Denis Stephano, who heads the local chapter of the United Steelworkers Union says the threat of demolition came as a surprise. 

“It the first time it was ever mentioned, ever discussed,” Conahan said.Plant manager Dave Erfert at the talks said razing the refinery had been discussed for a year and a half among company officials. He said Conoco is ready to hire a demolition team March 30, if no buyer is found.  

Rich Johnson, a spokesman for the Houston-based energy company said the company continued to seek buyers for the refinery. The company idled the Trainer, Pa. plant in September.

The refinery employed more than 400 hundred people, plus an additional 240 contractors.

At the time of the shutdown, the company said it would take six months to try and sell the refinery. Johnson said only that without a purchaser by the end of March the company “would make a decision on what to do with the equipment and the property.”

A response team from Gov. Corbett’s office arrived in Trainer on Monday for a briefing.

The ConocoPhillips refinery has struggled financially in the face of lower oil prices. Another refining giant in the region, Sunoco, has also put its facilities in Marcus Hook and Philadelphia up for sale.

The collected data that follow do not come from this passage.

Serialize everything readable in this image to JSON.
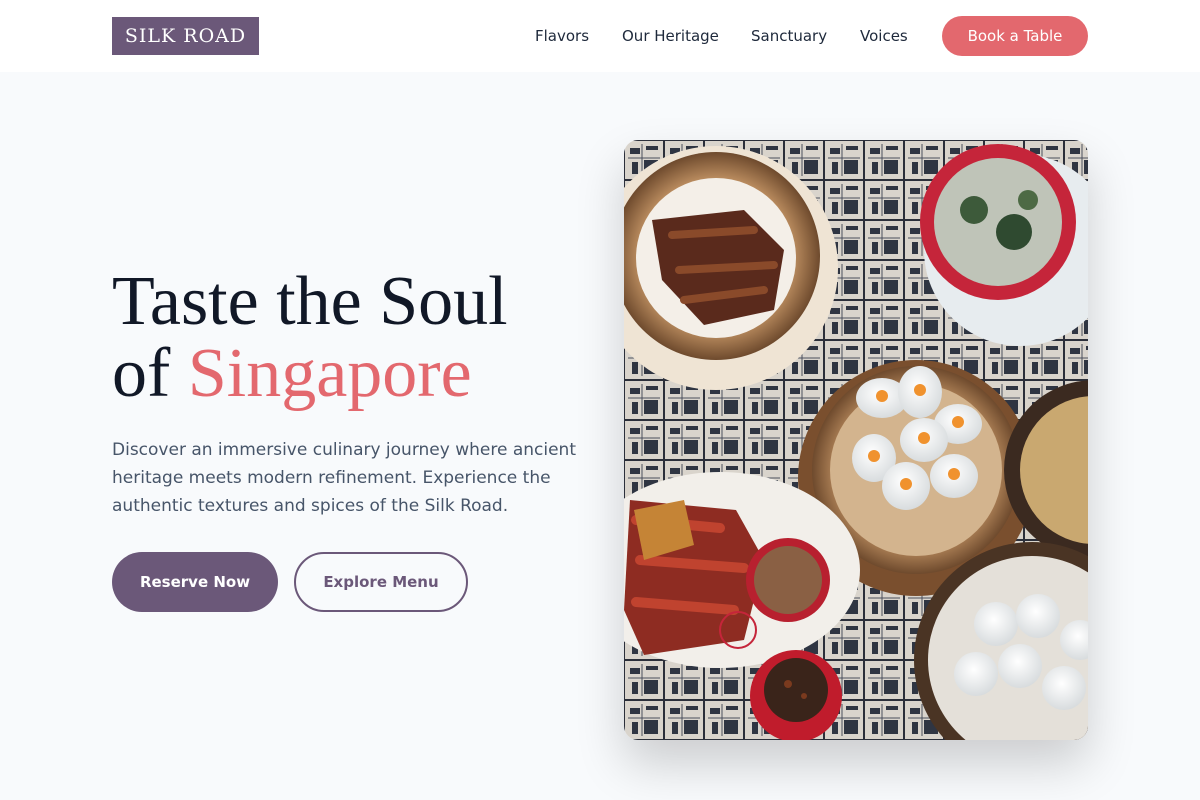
{
  "header": {
    "logo": "SILK ROAD",
    "nav": [
      {
        "label": "Flavors"
      },
      {
        "label": "Our Heritage"
      },
      {
        "label": "Sanctuary"
      },
      {
        "label": "Voices"
      }
    ],
    "cta": "Book a Table"
  },
  "hero": {
    "title_line1": "Taste the Soul",
    "title_of": "of",
    "title_accent": "Singapore",
    "description": "Discover an immersive culinary journey where ancient heritage meets modern refinement. Experience the authentic textures and spices of the Silk Road.",
    "primary_button": "Reserve Now",
    "secondary_button": "Explore Menu",
    "image_alt": "Overhead view of dim sum dishes on a patterned table"
  },
  "colors": {
    "brand_purple": "#6b5879",
    "accent_coral": "#e3686e",
    "background": "#f8fafc",
    "heading": "#111827",
    "body_text": "#475569"
  }
}
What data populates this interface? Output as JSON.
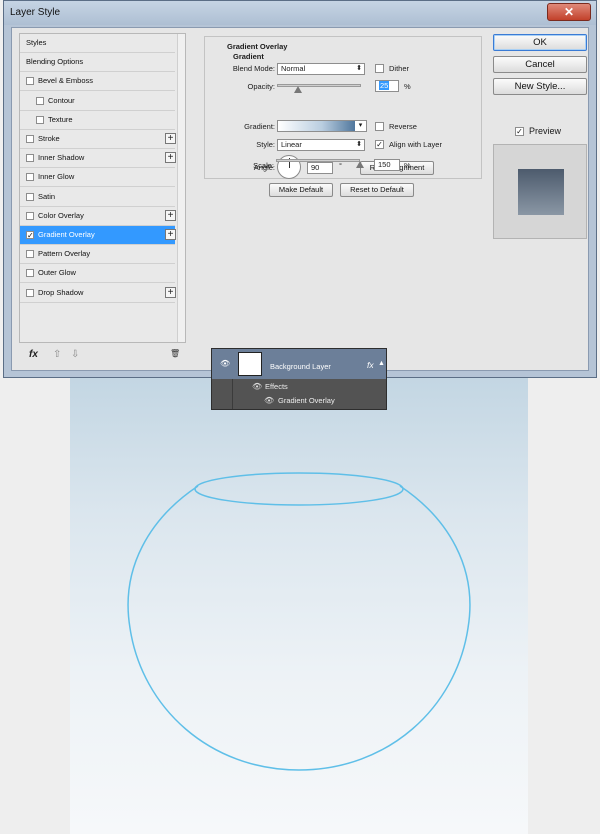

“I don’t think they’ve shown good faith in trying to really find a buyer and trying to make it advantageous for a buyer to come in,” said U.S. Rep. Bob Brady (D., Pa.), whose district includes several of the idled plants.

Speaking after a closed meeting with officials from ConocoPhillips and Sunoco at the end of last year, Brady complained the companies did not seem interested in working with legislators and had not sent their decision makers to meet with lawmakers. 

The House Veterans Affairs and Emergency Preparedness Committee will hear public comment in Harrisburg Tuesday on safety concerns and emergency preparedness around the idled industrial plants.